Why some neighborhoods are still dangerous
We can’t ignore the equity gap. Pedestrian deaths aren't distributed evenly. They happen disproportionately in lower-income neighborhoods. These areas often have wider roads, fewer crosswalks, and worse lighting. If you live in a ZIP code where the nearest grocery store requires crossing a six-lane arterial road without a light, your risk of being killed is exponentially higher.
The recent downward trend is hopeful, but it’s fragile. If we stop the momentum of "Road Diets"—where four-lane roads are converted to two lanes with a center turn lane and bike paths—the numbers will climb again.
What you should do right now
Don't wait for a tragedy in your neighborhood to demand change.
- Look at your local intersections. If you see "daylighting" opportunities (removing that one car spot that blocks the view), call your city council member.
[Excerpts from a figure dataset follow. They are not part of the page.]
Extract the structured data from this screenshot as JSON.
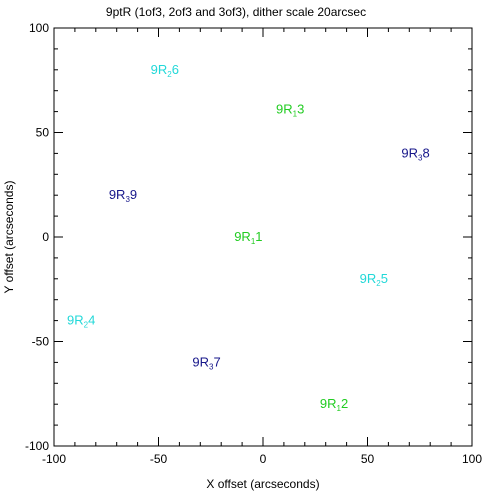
{
  "chart_data": {
    "type": "scatter",
    "title": "9ptR (1of3, 2of3 and 3of3), dither scale 20arcsec",
    "xlabel": "X offset (arcseconds)",
    "ylabel": "Y offset (arcseconds)",
    "xlim": [
      -100,
      100
    ],
    "ylim": [
      -100,
      100
    ],
    "x_ticks": [
      "-100",
      "-50",
      "0",
      "50",
      "100"
    ],
    "y_ticks": [
      "-100",
      "-50",
      "0",
      "50",
      "100"
    ],
    "grid": false,
    "colors": {
      "R1": "#22cc22",
      "R2": "#22d8d8",
      "R3": "#16168a"
    },
    "points": [
      {
        "prefix": "9R",
        "sub": "1",
        "suffix": "1",
        "x": -7,
        "y": 0,
        "group": "R1"
      },
      {
        "prefix": "9R",
        "sub": "1",
        "suffix": "2",
        "x": 34,
        "y": -80,
        "group": "R1"
      },
      {
        "prefix": "9R",
        "sub": "1",
        "suffix": "3",
        "x": 13,
        "y": 61,
        "group": "R1"
      },
      {
        "prefix": "9R",
        "sub": "2",
        "suffix": "4",
        "x": -87,
        "y": -40,
        "group": "R2"
      },
      {
        "prefix": "9R",
        "sub": "2",
        "suffix": "5",
        "x": 53,
        "y": -20,
        "group": "R2"
      },
      {
        "prefix": "9R",
        "sub": "2",
        "suffix": "6",
        "x": -47,
        "y": 80,
        "group": "R2"
      },
      {
        "prefix": "9R",
        "sub": "3",
        "suffix": "7",
        "x": -27,
        "y": -60,
        "group": "R3"
      },
      {
        "prefix": "9R",
        "sub": "3",
        "suffix": "8",
        "x": 73,
        "y": 40,
        "group": "R3"
      },
      {
        "prefix": "9R",
        "sub": "3",
        "suffix": "9",
        "x": -67,
        "y": 20,
        "group": "R3"
      }
    ]
  }
}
- Support "Road Diets" even if it adds two minutes to your drive. Your neighbor’s life is worth those 120 seconds.
- Use apps like SeeClickFix to report broken streetlights or faded crosswalks immediately.
- If you're buying a car, look at the hood height. It matters for everyone outside the vehicle.
The "surprising" reason deaths are down is actually the most obvious one. We started building cities for people again. We stopped pretending that speed is the only metric that matters. Keep pushing for narrow lanes, bright lights, and physical barriers. That’s how we get the number to zero.